4 This method is necessarily a measurement of ascriptions of trustworthiness, not of the act / process of trusting itself in the sense in which Luhmann (Citation2000), Möllering (Citation2006), and other scholars of suspension use it. Hence, the analysis can capture whether a specific foreign policy discourse represents the other state as a trustworthy actor (in which trust would be appropriate), but not whether trust is executed in suspension-based forms of risk taking in actual foreign policy.

5 A related issue that is not discussed here is the intensity of trust and mistrust. A further development of my method might account for it as a separate dimension: the more frequent trusting or mistrusting statements are in the discourse under investigation, the more intense is the trusting or mistrusting discourse. This step would allow accounting for disinterest or disregard without adding complexity to the coding scheme for trust and mistrust, which benefits from its relative symmetry and simplicity.

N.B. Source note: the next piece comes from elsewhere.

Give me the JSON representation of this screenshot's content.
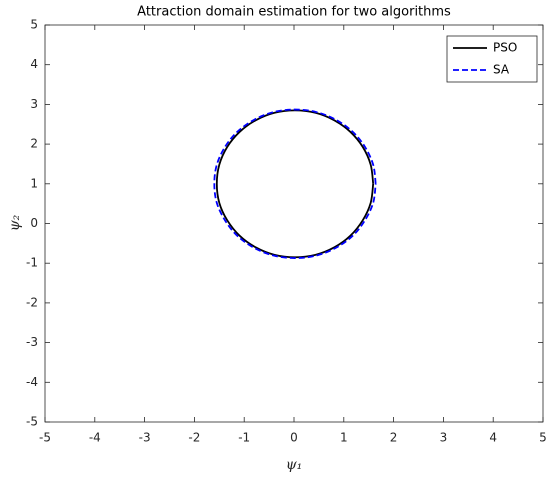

6 The year 2011 presents somewhat of an outlier due to the paucity of codable statements. In effect, some statements by the German Left party (whose members often add a kind of ceterum censeo about the U.S.’s untrustworthiness to their foreign policy speeches) have an unduly strong effect on the data. Hence, the 50:50 split on the motivational dimension should be read with this qualification in mind.

 

Additional information

Funding

This work was supported by Deutsche Forschungsgemeinschaft.